Few, other than some of England’s former stars who never quite found this level of success if what Wayne Rooney says is right, would begrudge this team their moment in the Portuguese sun next June. Winning ugly was something that generation didn’t quite know how to do, preferring glorious failure and ‘if onlys’ over long throws.

It wasn’t just at Wembley either that the Nations League bug bit. In Switzerland, the home team needed four unanswered goals to overturn a Belgian team that were running away with the match and their group. They inexplicably got not four, but five goals – to join England and the hosts in Portugal – but would that have ever happened in a friendly?

We’ve also witnessed a Dutch resurgence under Ronald Koeman and more evidence of Germany on the slide. That’s part of the beauty of the Nations League – it separates those that really want it from those that don’t. If you treat the games like they are still friendlies, even glorified ones, you’ll soon come a cropper.

And it’s not just at the elite end. Scotland and Israel have their own winner-takes-all battle this week while Wales and Denmark fought theirs on Friday. Even the few dead-rubbers aren’t really dead; placings go towards the main qualifying draw and some teams will still end up in the Euro 2020 play-offs even if they didn’t win their section, so there is all to play for right till the end, to ensure they finish as high as possible.

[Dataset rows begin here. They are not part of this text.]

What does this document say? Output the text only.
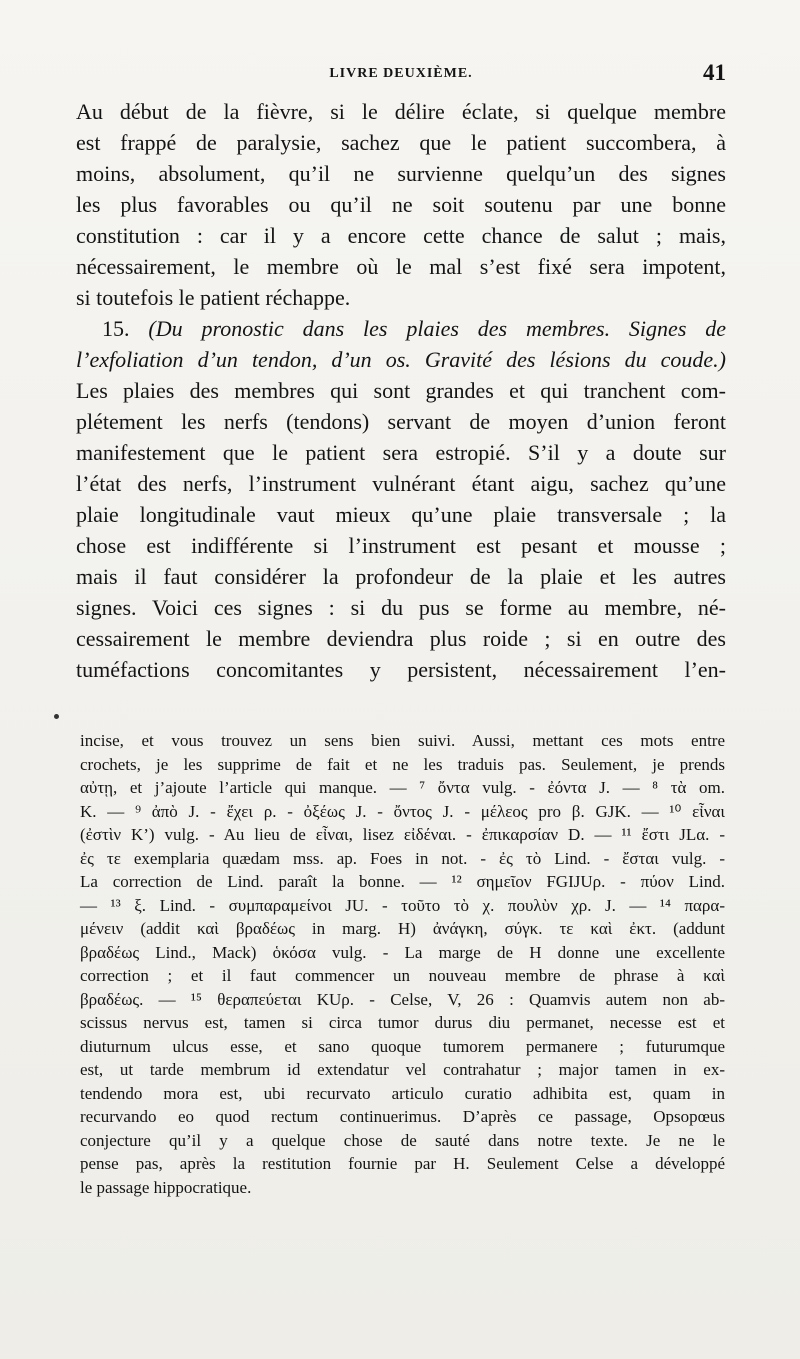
LIVRE DEUXIÈME.	41

Au début de la fièvre, si le délire éclate, si quelque membre
est frappé de paralysie, sachez que le patient succombera, à
moins, absolument, qu’il ne survienne quelqu’un des signes
les plus favorables ou qu’il ne soit soutenu par une bonne
constitution : car il y a encore cette chance de salut ; mais,
nécessairement, le membre où le mal s’est fixé sera impotent,
si toutefois le patient réchappe.

15. (Du pronostic dans les plaies des membres. Signes de
l’exfoliation d’un tendon, d’un os. Gravité des lésions du coude.)

Les plaies des membres qui sont grandes et qui tranchent com-
plétement les nerfs (tendons) servant de moyen d’union feront
manifestement que le patient sera estropié. S’il y a doute sur
l’état des nerfs, l’instrument vulnérant étant aigu, sachez qu’une
plaie longitudinale vaut mieux qu’une plaie transversale ; la
chose est indifférente si l’instrument est pesant et mousse ;
mais il faut considérer la profondeur de la plaie et les autres
signes. Voici ces signes : si du pus se forme au membre, né-
cessairement le membre deviendra plus roide ; si en outre des
tuméfactions concomitantes y persistent, nécessairement l’en-

incise, et vous trouvez un sens bien suivi. Aussi, mettant ces mots entre
crochets, je les supprime de fait et ne les traduis pas. Seulement, je prends
αὐτῃ, et j’ajoute l’article qui manque. — ⁷ ὄντα vulg. - ἐόντα J. — ⁸ τὰ om.
K. — ⁹ ἀπὸ J. - ἔχει ρ. - ὀξέως J. - ὄντος J. - μέλεος pro β. GJK. — ¹⁰ εἶναι
(ἐστὶν K’) vulg. - Au lieu de εἶναι, lisez εἰδέναι. - ἐπικαρσίαν D. — ¹¹ ἔστι JLα. -
ἐς τε exemplaria quædam mss. ap. Foes in not. - ἐς τὸ Lind. - ἔσται vulg. -
La correction de Lind. paraît la bonne. — ¹² σημεῖον FGIJUρ. - πύον Lind.
— ¹³ ξ. Lind. - συμπαραμείνοι JU. - τοῦτο τὸ χ. πουλὺν χρ. J. — ¹⁴ παρα-
μένειν (addit καὶ βραδέως in marg. H) ἀνάγκη, σύγκ. τε καὶ ἐκτ. (addunt
βραδέως Lind., Mack) ὁκόσα vulg. - La marge de H donne une excellente
correction ; et il faut commencer un nouveau membre de phrase à καὶ
βραδέως. — ¹⁵ θεραπεύεται KUρ. - Celse, V, 26 : Quamvis autem non ab-
scissus nervus est, tamen si circa tumor durus diu permanet, necesse est et
diuturnum ulcus esse, et sano quoque tumorem permanere ; futurumque
est, ut tarde membrum id extendatur vel contrahatur ; major tamen in ex-
tendendo mora est, ubi recurvato articulo curatio adhibita est, quam in
recurvando eo quod rectum continuerimus. D’après ce passage, Opsopœus
conjecture qu’il y a quelque chose de sauté dans notre texte. Je ne le
pense pas, après la restitution fournie par H. Seulement Celse a développé
le passage hippocratique.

But that’s for another day. Now, England’s young lions (plus Fabian Delph) can look forward to another summer of tournament football. OK, so it’s not a biggie. But it’s another semi-final and after twenty-two years without one, we are in danger of being spoiled by them now.

One social media (clue, right there) scribe said that with this new Nations League, UEFA had [inadvertently] discovered a competition that was better than the Euros. What’s that, a group format to qualify then four teams battling it out in one country with semi-finals, a third place play off and final?

They haven’t discovered it. Inadvertently or not. They had it once already.

That was what the European Championships looked like before Europe became so much bigger and the Euros expanded to eight, then sixteen and finally twenty-four nations. When Antonin Panenka did his little chipped penalty that now bears his name to win the 1976 shootout, it was in that exact format, played in what was then, Yugoslavia.

That was also, out of interest, the first time that an international match was decided by penalty kicks.

So, if we’re going back to the future, why not introduce some more change in Portugal and replace the penalty shootout with something else?

In 1976, there was a provision for a replay, two days later – but decided against by the teams (Czechoslovakia and West Germany) – but that wouldn’t work in the instant gratification world we live in today. In the days before penalties were introduced, they went with a good old-fashioned toss of a coin.

But, what if someone forgot to bring a coin? What would they do then? Apart from banning them for three weeks, of course?

I can see it now (it’s probably not hard to spot where this is headed)…

2019 Nations League Final
Portugal 1-1 England (England win by RPS)

That’s rock, paper, scissors for anyone not up to speed. What’s that? It’ll never work? That’s what they said about Panenka’s penalty.

And anyway….don’t knock it until you’ve tried it. No-one likes change at first, remember?